B. UN MODÈLE À REPENSER ?

1. Les efforts des opérateurs pour réduire leurs dépenses

Il convient de saluer les efforts importants réalisés par les opérateurs pour réaliser des économies sur leurs dépenses , en 2020 comme en 2021, de l'ordre de 100 millions d'euros. L'exercice s'est révélé complexe en raison de la forte rigidité de la structure de leurs dépenses et le travail de réduction de leurs dépenses déjà engagé depuis quelques années. Leurs marges de manoeuvre étaient donc réduites.

Les arbitrages se sont par ailleurs révélés délicats. Renoncer à une partie de la programmation culturelle fait courir le risque aux établissements de perdre en attractivité auprès des visiteurs, avec de moindres recettes de billetterie en perspective. Abandonner des projets de travaux peut compromettre de futures recettes d'activité et pénalise par ailleurs les entreprises de restauration qui comptent sur l'ouverture de nouveaux chantiers.

Dans leur très grande majorité, les opérateurs ont choisi de décaler leur programmation culturelle , malgré des difficultés à reprogrammer des expositions en co-productions, et d'étaler sur un temps plus long les travaux qu'ils envisageaient , le ministère de la culture les ayant d'ailleurs très largement exhortés à ne pas remettre en cause leurs projets.
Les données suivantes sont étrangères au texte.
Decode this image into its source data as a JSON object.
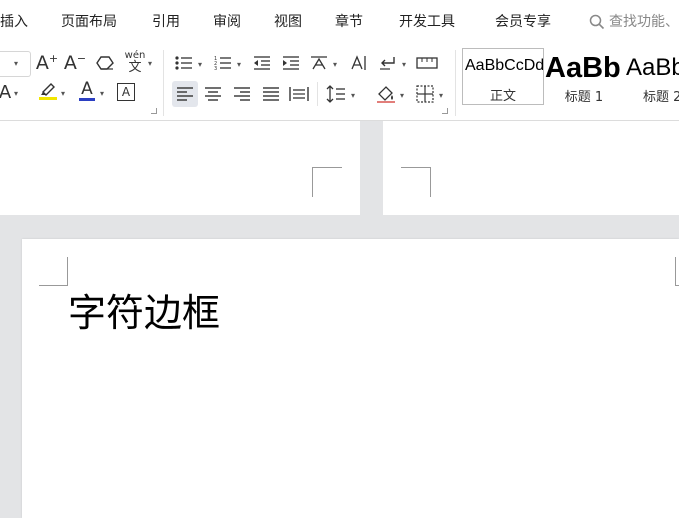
{
  "menu": {
    "items": [
      "插入",
      "页面布局",
      "引用",
      "审阅",
      "视图",
      "章节",
      "开发工具",
      "会员专享"
    ],
    "search_placeholder": "查找功能、"
  },
  "toolbar": {
    "font_icons": {
      "grow_font": "A⁺",
      "shrink_font": "A⁻",
      "pinyin": "wén"
    },
    "styles": [
      {
        "sample": "AaBbCcDd",
        "name": "正文"
      },
      {
        "sample": "AaBb",
        "name": "标题 1"
      },
      {
        "sample": "AaBb",
        "name": "标题 2"
      }
    ]
  },
  "document": {
    "body_text": "字符边框"
  },
  "colors": {
    "highlight": "#f2e600",
    "font_color": "#2b3fc2",
    "active_bg": "#e3e6ec",
    "canvas_bg": "#e3e4e6"
  }
}
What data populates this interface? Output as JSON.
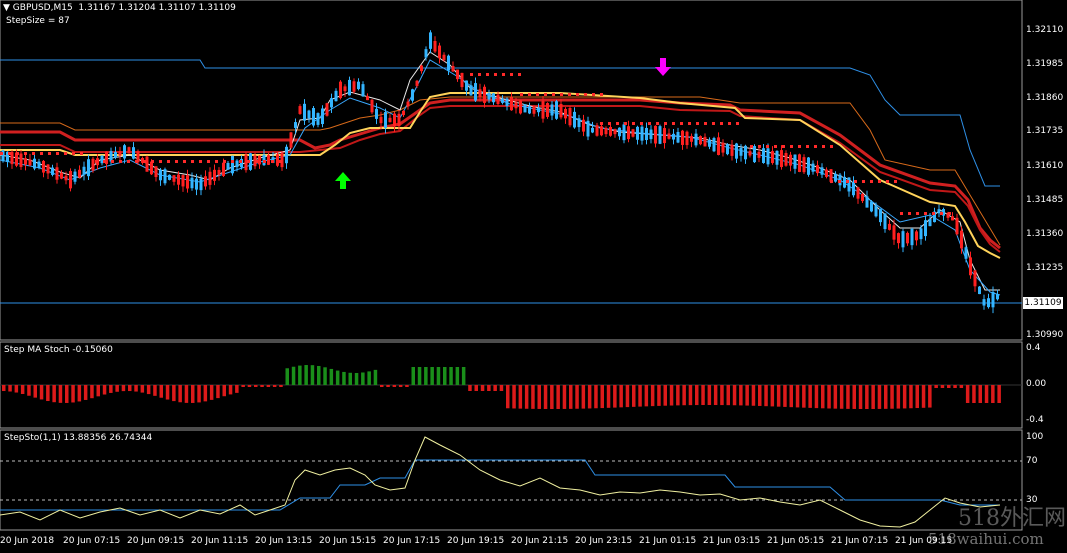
{
  "main_panel": {
    "symbol_label": "GBPUSD,M15",
    "ohlc": "1.31167 1.31204 1.31107 1.31109",
    "stepsize": "StepSize = 87",
    "current_price": "1.31109",
    "price_ticks": [
      "1.32110",
      "1.31985",
      "1.31860",
      "1.31735",
      "1.31610",
      "1.31485",
      "1.31360",
      "1.31235",
      "1.31109",
      "1.30990"
    ]
  },
  "stoch_ma_panel": {
    "title": "Step MA Stoch -0.15060",
    "ticks": [
      "0.4",
      "0.00",
      "-0.4"
    ]
  },
  "stepsto_panel": {
    "title": "StepSto(1,1) 13.88356 26.74344",
    "ticks": [
      "100",
      "70",
      "30"
    ]
  },
  "time_labels": [
    "20 Jun 2018",
    "20 Jun 07:15",
    "20 Jun 09:15",
    "20 Jun 11:15",
    "20 Jun 13:15",
    "20 Jun 15:15",
    "20 Jun 17:15",
    "20 Jun 19:15",
    "20 Jun 21:15",
    "20 Jun 23:15",
    "21 Jun 01:15",
    "21 Jun 03:15",
    "21 Jun 05:15",
    "21 Jun 07:15",
    "21 Jun 09:15"
  ],
  "watermark": "518外汇网",
  "watermark_url": "518waihui.com",
  "colors": {
    "bull_candle": "#33b5ff",
    "bear_candle": "#ff2020",
    "up_arrow": "#00ff00",
    "down_arrow": "#ff00ff",
    "hist_pos": "#1a8f1a",
    "hist_neg": "#dd1a1a"
  }
}
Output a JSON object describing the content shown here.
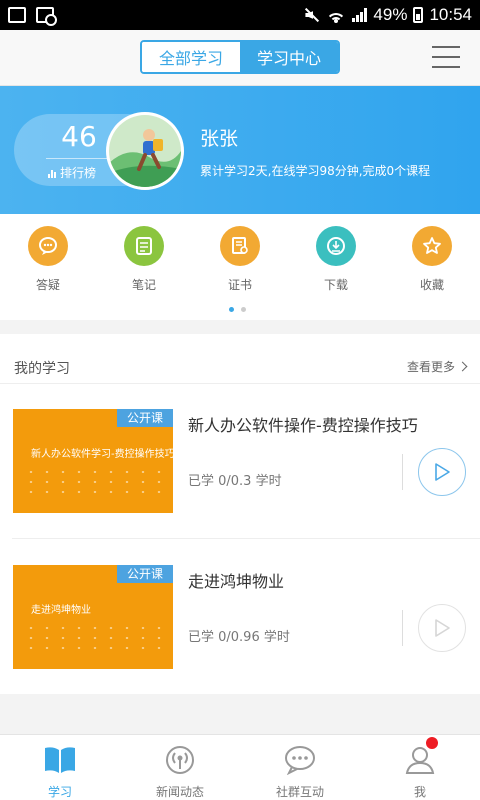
{
  "status_bar": {
    "battery": "49%",
    "time": "10:54"
  },
  "top_nav": {
    "tabs": [
      "全部学习",
      "学习中心"
    ],
    "active_tab": "学习中心"
  },
  "profile": {
    "rank_number": "46",
    "rank_label": "排行榜",
    "user_name": "张张",
    "stats": "累计学习2天,在线学习98分钟,完成0个课程"
  },
  "quick_actions": [
    {
      "label": "答疑",
      "icon": "chat-bubble-icon",
      "color": "#f2a933"
    },
    {
      "label": "笔记",
      "icon": "note-icon",
      "color": "#8bc53f"
    },
    {
      "label": "证书",
      "icon": "certificate-icon",
      "color": "#f2a933"
    },
    {
      "label": "下载",
      "icon": "download-icon",
      "color": "#3bbfbf"
    },
    {
      "label": "收藏",
      "icon": "star-icon",
      "color": "#f2a933"
    }
  ],
  "my_study": {
    "title": "我的学习",
    "more": "查看更多",
    "courses": [
      {
        "title": "新人办公软件操作-费控操作技巧",
        "tag": "公开课",
        "thumb_text": "新人办公软件学习-费控操作技巧",
        "progress": "已学 0/0.3 学时"
      },
      {
        "title": "走进鸿坤物业",
        "tag": "公开课",
        "thumb_text": "走进鸿坤物业",
        "progress": "已学 0/0.96 学时"
      }
    ]
  },
  "tab_bar": [
    {
      "label": "学习",
      "icon": "book-icon",
      "active": true
    },
    {
      "label": "新闻动态",
      "icon": "broadcast-icon",
      "active": false
    },
    {
      "label": "社群互动",
      "icon": "chat-icon",
      "active": false
    },
    {
      "label": "我",
      "icon": "person-icon",
      "active": false
    }
  ],
  "colors": {
    "accent": "#3aa7e5",
    "banner": "#37a8ef",
    "thumb": "#f39b0c",
    "badge": "#ee1c24"
  }
}
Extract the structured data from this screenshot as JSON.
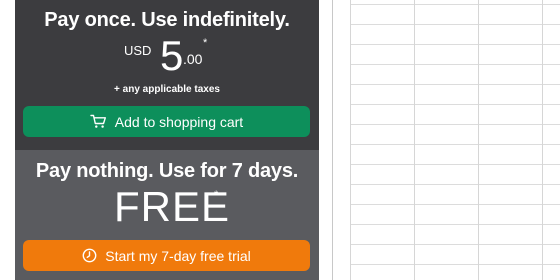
{
  "paid_offer": {
    "headline": "Pay once. Use indefinitely.",
    "currency": "USD",
    "price_integer": "5",
    "price_decimal": ".00",
    "asterisk": "*",
    "taxes_note": "+ any applicable taxes",
    "cart_button_label": "Add to shopping cart",
    "cart_icon": "shopping-cart-icon",
    "button_color": "#0d8f5b"
  },
  "free_offer": {
    "headline": "Pay nothing. Use for 7 days.",
    "free_label": "FREE",
    "asterisk": "*",
    "trial_button_label": "Start my 7-day free trial",
    "trial_icon": "clock-icon",
    "button_color": "#f07a0c"
  },
  "colors": {
    "paid_background": "#3c3c3f",
    "free_background": "#5a5b5f"
  }
}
La reconfiguration du projet du Grand Palais est principalement justifiée par la nécessité de tenir les délais pour le lancement des Jeux olympiques en 2024 et de respecter l'enveloppe budgétaire initiale, tout en intégrant dans celle-ci la restauration des statuaires, corniches et pot-à-feux et le coût révisé du curage.

En revanche, tous les projets considérés comme non-urgents ont été mis en suspens . Le président du Centre des monuments nationaux a ainsi indiqué avoir ajourné ses discussions avec des propriétaires de monuments historiques sollicitant une reprise en gestion de leurs monuments par son établissement. Il a estimé que cette question allait néanmoins devenir de plus en plus pressante, la crise sanitaire ayant encore aggravé les difficultés des collectivités territoriales et des propriétaires privés qui avaient été à l'origine de ce type de demandes.

2. Des évolutions en perspective

La crise sanitaire a révélé la grande vulnérabilité aux chocs externes des principaux opérateurs dans le domaine des patrimoines, au point de susciter des interrogations sur la pertinence de leur modèle économique , fondé depuis plusieurs années sur le développement de leurs ressources propres.

Ce modèle repose en effet sur plusieurs conditions :

- que l'État accepte , comme il le fait aujourd'hui, de jouer le rôle d'assureur en dernier ressort quand survient une crise ;

- que le tourisme international renoue, à l'issue de la crise sanitaire, avec les niveaux qu'il connaissait avant ;

- que les recettes de mécénat se maintiennent.

Face à ces deux dernières inconnues, il apparait difficile aujourd'hui de déterminer s'il y a lieu de faire évoluer le modèle économique de nos grands établissements patrimoniaux, d'autant que les autres modèles possibles ne sont pas sans risque. Un modèle de fonctionnement fondé intégralement sur la subvention publique ne serait pas soutenable pour les finances publiques. Quant à un modèle de fonctionnement dont l'État serait totalement désengagé, il présenterait des risques pour notre patrimoine : les grands musées américains, contraints de procéder à des licenciements massifs et même parfois, à vendre une partie de leurs collections pour faire face à la crise, en sont l'illustration.

Il n'en demeure pas moins que la crise sanitaire va forcément entraîner des changements dans l'organisation et le fonctionnement des établissements.

La pratique des billets horodatés développée pour répondre aux contraintes de jauges réduites pourrait constituer un élément de réponse aux problématiques actuelles rencontrées par les grands établissements en termes de régulation des flux. Celle de l'extension des horaires d'ouverture des établissements pourrait constituer une autre piste.

Le développement de l'offre numérique des établissements pendant la période de crise va dans le sens des réflexions conduites en matière de démocratisation culturelle, même si le numérique ne remplacera jamais le contact direct avec les oeuvres et les monuments. Il serait important que des évaluations soient conduites pour vérifier dans quelle mesure un premier contact avec un établissement patrimonial sur Internet débouche par la suite sur une visite. Il ne faut pas négliger le manque à gagner pour les établissements si les offres numériques demeurent gratuites.